In order to study bone mineral density (BMD), dual-energy X-ray densitometry (DXA) of the lumbar spine was performed using a dual-energy X-ray absorptiometer. For the study of calcium-phosphorus metabolism (CPM), total calcium (Ca), ionized Ca, phosphorus (P) in blood and Ca, P, creatinine in daily urine, as well as parathyroid hormone (PTH) and 25-hydroxyvitamin D in serum were determined. Markers of bone remodeling (osteocalcin, procollagen type 1 amino-terminal propeptide (P1NP) and isomerized C-terminal telopeptide (β-crosslaps) in serum were measured.
To achieve the stated goal, the first step included the determination of bone damage prevalence in patients with the diagnosed SLE; the second step was directed towards the characterization the particular bone condition in patients with SLE based on the results of BMD, CPM indices and markers of bone remodeling assessment.
Results. According to the results of DXA of the lumbar spine, 88 (71.54 %) women of the SG and only 8 (32.00 %) women of the CG had a decrease in BMD (p < 0.001). According to the mean values, the studied CPM indices of the SG patients, CG and control group wemen exposed no significant differences. Similarly, no significant differences were detected in the mean values of urinary phosphorus and in between blood PTH values in SG, CG, and control. The level of 25-hydroxyvitamin D was significantly lower in SG (15.14 ± 0.80 ng/ml) than in CG (19.62 ± 0.46 ng/ ml) and control (22.38 ± 1.34 ng/ml) p < 0.05. The mean value of osteocalcin in woman with SLE was significantly lower than in CG and control (11.81 ± 0.49 ng/ml versus 18.61 ± 0.75 ng/ml and 19.28 ± 1.88, p < 0.001). No significant difference were detected in between the mean values of P1NP in SG, CG and control.
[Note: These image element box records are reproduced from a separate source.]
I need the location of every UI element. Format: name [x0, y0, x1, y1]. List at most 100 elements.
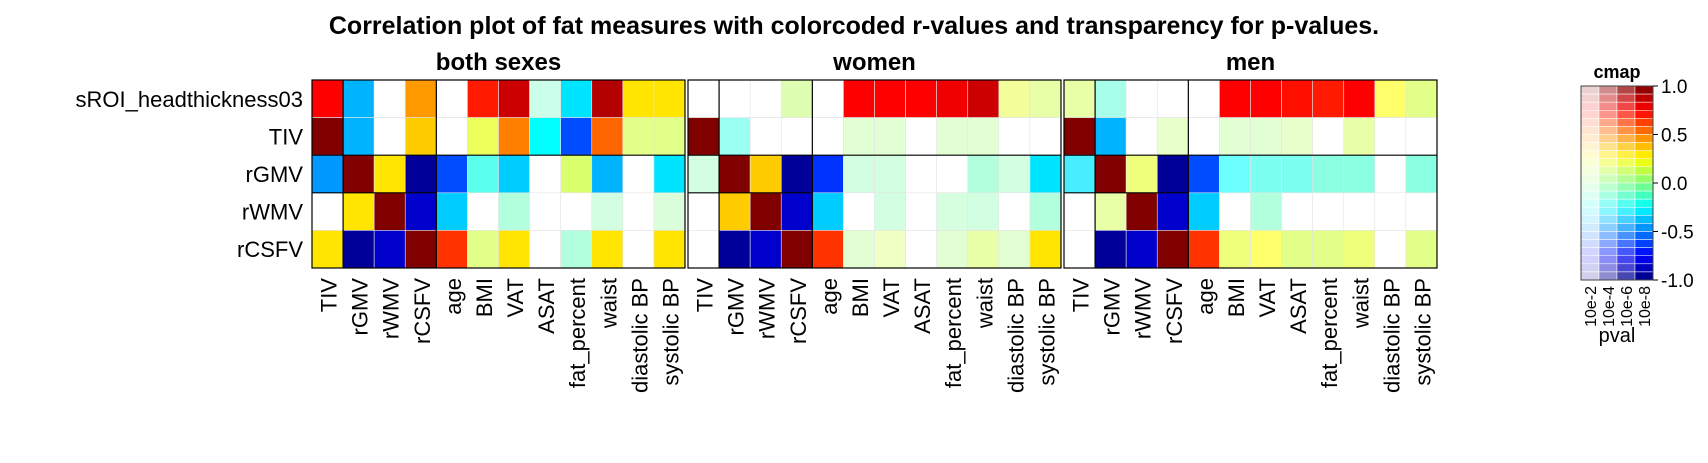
- colorbar-swatch: [1598, 134, 1618, 143]
- heatmap-cell: [1219, 79, 1251, 118]
- heatmap-cell: [529, 117, 561, 156]
- colorbar-swatch: [1580, 118, 1600, 127]
- colorbar: cmap 1.0 0.5 0.0 -0.5 -1.0 10e-2 10e-4 10e-6 10e-…: [1580, 62, 1694, 347]
- heatmap-cell: [1125, 79, 1158, 118]
- heatmap-cell: [622, 192, 655, 231]
- heatmap-cell: [936, 117, 969, 156]
- colorbar-swatch: [1598, 239, 1618, 248]
- colorbar-swatch: [1598, 182, 1618, 192]
- column-tick-label: waist: [1348, 278, 1373, 329]
- heatmap-cell: [1219, 154, 1251, 194]
- heatmap-cell: [1312, 192, 1345, 231]
- heatmap-cell: [1250, 230, 1282, 269]
- heatmap-cell: [843, 192, 875, 231]
- heatmap-cell: [1094, 117, 1127, 156]
- colorbar-swatch: [1580, 190, 1600, 200]
- colorbar-r-tick-label: -1.0: [1661, 271, 1694, 292]
- heatmap-cell: [812, 79, 844, 118]
- heatmap-cell: [1405, 154, 1438, 194]
- panel-frame: [687, 79, 1062, 269]
- heatmap-cell: [591, 154, 624, 194]
- colorbar-swatch: [1634, 174, 1654, 184]
- heatmap-cell: [1125, 117, 1158, 156]
- colorbar-swatch: [1580, 126, 1600, 135]
- colorbar-swatch: [1616, 271, 1636, 281]
- colorbar-swatch: [1580, 101, 1600, 111]
- heatmap-cell: [467, 154, 499, 194]
- heatmap-cell: [1374, 117, 1407, 156]
- colorbar-swatch: [1616, 231, 1636, 240]
- colorbar-swatch: [1634, 118, 1654, 127]
- heatmap-cell: [436, 192, 468, 231]
- heatmap-cell: [1343, 230, 1376, 269]
- heatmap-cell: [1281, 117, 1313, 156]
- heatmap-cell: [1188, 154, 1220, 194]
- column-tick-label: TIV: [1069, 278, 1094, 313]
- heatmap-cell: [622, 154, 655, 194]
- colorbar-swatch: [1634, 255, 1654, 265]
- heatmap-cell: [1094, 79, 1127, 118]
- column-tick-label: TIV: [317, 278, 342, 313]
- colorbar-p-tick-label: 10e-8: [1637, 286, 1654, 327]
- colorbar-swatch: [1598, 118, 1618, 127]
- colorbar-swatch: [1634, 158, 1654, 168]
- heatmap-cell: [1063, 79, 1096, 118]
- heatmap-cell: [653, 154, 686, 194]
- column-tick-label: BMI: [472, 278, 497, 317]
- heatmap-cell: [653, 117, 686, 156]
- heatmap-cell: [342, 79, 375, 118]
- heatmap-cell: [998, 117, 1031, 156]
- colorbar-swatch: [1598, 142, 1618, 151]
- heatmap-cell: [560, 192, 593, 231]
- heatmap-cell: [311, 192, 344, 231]
- heatmap-cell: [998, 230, 1031, 269]
- heatmap-cell: [1063, 230, 1096, 269]
- colorbar-swatch: [1598, 263, 1618, 273]
- heatmap-cell: [1156, 117, 1189, 156]
- colorbar-swatch: [1634, 134, 1654, 143]
- column-tick-label: ASAT: [1286, 278, 1311, 334]
- colorbar-swatch: [1598, 198, 1618, 208]
- colorbar-p-tick-label: 10e-6: [1619, 286, 1636, 327]
- heatmap-cell: [529, 79, 561, 118]
- colorbar-swatch: [1580, 142, 1600, 151]
- column-tick-label: age: [441, 278, 466, 315]
- colorbar-swatch: [1598, 158, 1618, 168]
- heatmap-cell: [1063, 117, 1096, 156]
- colorbar-swatch: [1616, 190, 1636, 200]
- column-tick-label: diastolic BP: [1003, 278, 1028, 393]
- heatmap-cell: [687, 192, 720, 231]
- colorbar-swatch: [1634, 101, 1654, 111]
- heatmap-cell: [311, 117, 344, 156]
- heatmap-cell: [967, 154, 1000, 194]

The mean values of β-cross laps were significantly higher in patients with SLE (0.51 ± 0.02 ng/ml) compared to GC (0.26 ± 0.02 ng/ ml) and control (0.28 ± 0.02 ng/ml), p < 0.001.
Conclusions. Bone mineral density, calcium-phosphorus metabolism and bone remodeling in patients with systemic lupus erythematosus have peculiarities as follows: a significant decrease in bone mass in 71.54 % of patients, namely 18, 70 % - grade I osteopenia, 21.14 % - grade II osteopenia, 14.63 % - grade III osteopenia; 17.07 % - osteoporosis, increased calcium excretion, vitamin D deficiency, decreased osteoblastic and enhansed osteoclastic functions.